Her iki olayda da, dinsel görüşten kaynaklanan bir bağnazlık vardır. Birincide, şort giyene saldırmak tamamen dinsel bağnazlıktan kaynaklanmaktadır. Çünkü zaman zaman bazı yörelerde şort yanında mini etek giyen bayanlara saldırılarda bulunanlar vardır. Ramazanda sokakta bir şey yiyip içenler de bazen saldırıya varan sataşmalarda bulunulmaktadır.
İkinci olayda o iki kişi, haşema ile yüzme havuzuna girmek isteyenler, (bayan veya erkek) muhtemelen o kılıkta havuza girmenin yasak ve hoş olmayacağını biliyorlardı. Ama işi inanca götürerek, “inancım gereği” denilmektedir.

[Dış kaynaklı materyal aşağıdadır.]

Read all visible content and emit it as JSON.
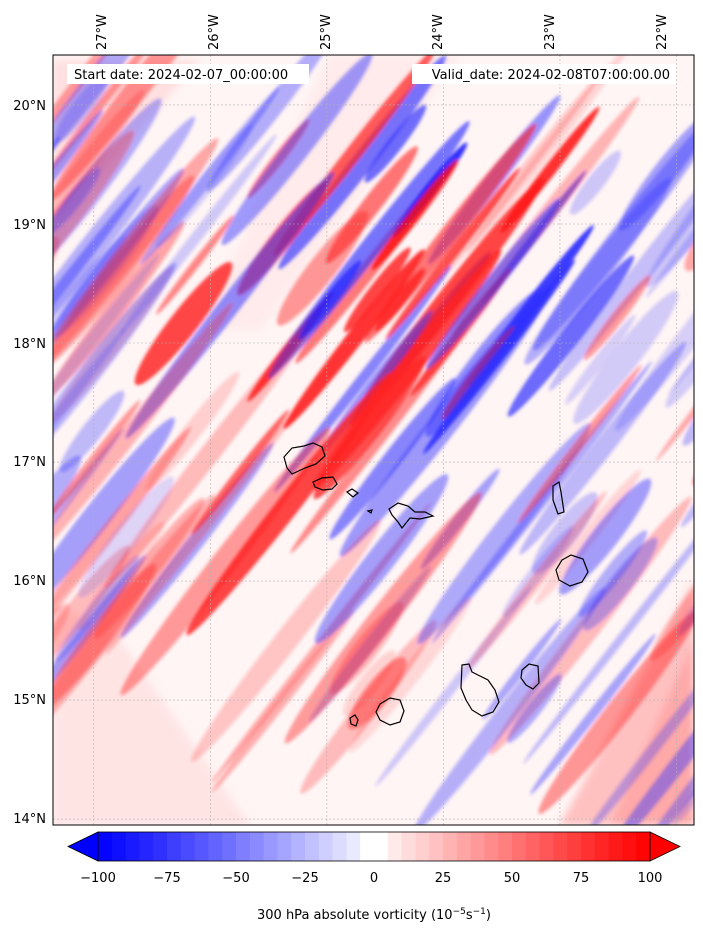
{
  "header": {
    "start_date": "Start date: 2024-02-07_00:00:00",
    "valid_date": "Valid_date: 2024-02-08T07:00:00.00"
  },
  "map": {
    "lon_labels": [
      "27°W",
      "26°W",
      "25°W",
      "24°W",
      "23°W",
      "22°W"
    ],
    "lat_labels": [
      "20°N",
      "19°N",
      "18°N",
      "17°N",
      "16°N",
      "15°N",
      "14°N"
    ],
    "lon_values": [
      -27,
      -26,
      -25,
      -24,
      -23,
      -22
    ],
    "lat_values": [
      20,
      19,
      18,
      17,
      16,
      15,
      14
    ],
    "lon_range": [
      -27.35,
      -21.85
    ],
    "lat_range": [
      13.95,
      20.42
    ],
    "islands": [
      "Santo Antão",
      "São Vicente",
      "Santa Luzia",
      "São Nicolau",
      "Sal",
      "Boa Vista",
      "Maio",
      "Santiago",
      "Fogo",
      "Brava"
    ]
  },
  "colorbar": {
    "ticks": [
      "−100",
      "−75",
      "−50",
      "−25",
      "0",
      "25",
      "50",
      "75",
      "100"
    ],
    "tick_values": [
      -100,
      -75,
      -50,
      -25,
      0,
      25,
      50,
      75,
      100
    ],
    "range": [
      -100,
      100
    ],
    "label": "300 hPa absolute vorticity (10",
    "label_sup1": "−5",
    "label_mid": "s",
    "label_sup2": "−1",
    "label_end": ")",
    "neg_color": "#0000ff",
    "pos_color": "#ff0000"
  }
}
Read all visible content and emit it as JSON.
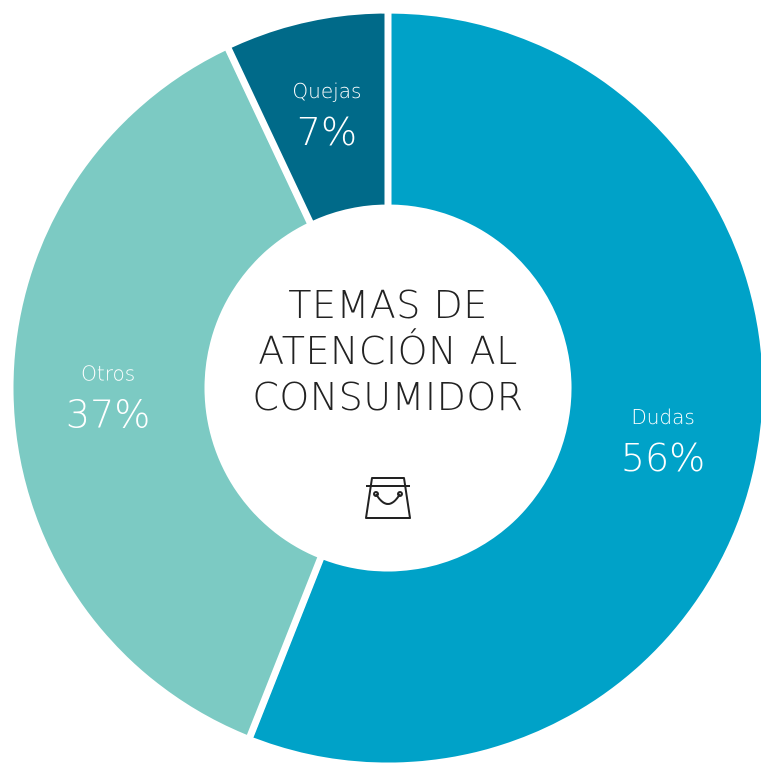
{
  "chart_data": {
    "type": "donut",
    "title": "TEMAS DE ATENCIÓN AL CONSUMIDOR",
    "categories": [
      "Dudas",
      "Otros",
      "Quejas"
    ],
    "values": [
      56,
      37,
      7
    ],
    "value_labels": [
      "56%",
      "37%",
      "7%"
    ],
    "colors": [
      "#00a2c8",
      "#7ccac3",
      "#006a89"
    ]
  }
}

Ayrıca beş bin lira para cezası uygulayan kişi ve kurum da haşema ile havuza girilemeyeceğini de biliyorlardı. Zaten birçok havuza mayo dışında haşema giysi ile girilmesi yasaktır. Buna rağmen verilen para cezası bile dini bağnazlık baskısından kaynaklanmaktadır. Bu doğrultuda verilen beş bin lira para cezası hukuki değildir. Dediğimiz gibi hukuk devletinde dinsel kurallara göre hüküm ve karar verilemez.
Hukuk devletinde cezai hükümler dini kurallara göre verilemez.
Bir ülkede cehalet arttıkça, hele de “dinci kinci” zihniyetle dinci baskılar artmaya başlar, bu tür saldırılarla karşılaşırız. O zaman İran’daki gibi “saçını başını açtı, şort giydi, mayo giydi” diye saldırılar başlar. Ülkemizde Erzurum gibi tutucu illerde Ramazanda sokakta sigara içiyor diye insanlar saldırıya uğramışlardır. Bir ülkede dini telkin, dincilik arttıkça verilen cezalar, mahkeme kararları yavaş yavaş dinsel hükümleri de kapsamaya başlar. Oysa laik bir devlette evrensel hukuk varken, dini hükümlere göre insanları dışlamak hele suçlamak ve cezalandırmak çağ dışıdır. Neden, çünkü RTE ne demişti, “ dinci ve kinci nesil yaratacağız”; bu zihniyetle devlet yönetilmeye başladı mı artık orada dinsel baskı, bu tür çağ dışılıklar, saldırılar artmaya başlar. Zaten 18 yıllık AKP yönetimi, sürekli dinsel söylem, kural ve uygulamaları ön plana çıkarmakta, fen liselerini kapatarak, imam hatipleri artırmakta, durmadan oraya buraya gerekli gereksiz camiler yapmakta. Laik TC nin Diyanet İşleri Başkanı bile gereksiz zaman ve konularda fetvalarıyla (hukuki konularda bile) toplumu germekte. Böylece dinci iktidar, hukuku ilgilendiren konularda dini kuralları örnekleyen konuşmalar yapmakta. Cumhuriyet tarihinde böylesine diyanetin bütçesi parası bu denli artırılmamıştı. Diyanet İşleri Başkanlığının bütçesini inceleyin, yatırımcı bakanlıkların bütçesinden üç dört kat daha fazla. Oysa çağımızda laik bir devlet dinle, dini kurallarla yönetilemez, çağdaşlaşamaz. Bu tür örneklerle dinsel bağnazlığa ödün verildikçe yavaş yavaş toplum Talibanlaşır, Afganistanlaşır, İranlaşır, çağın gerisine gider.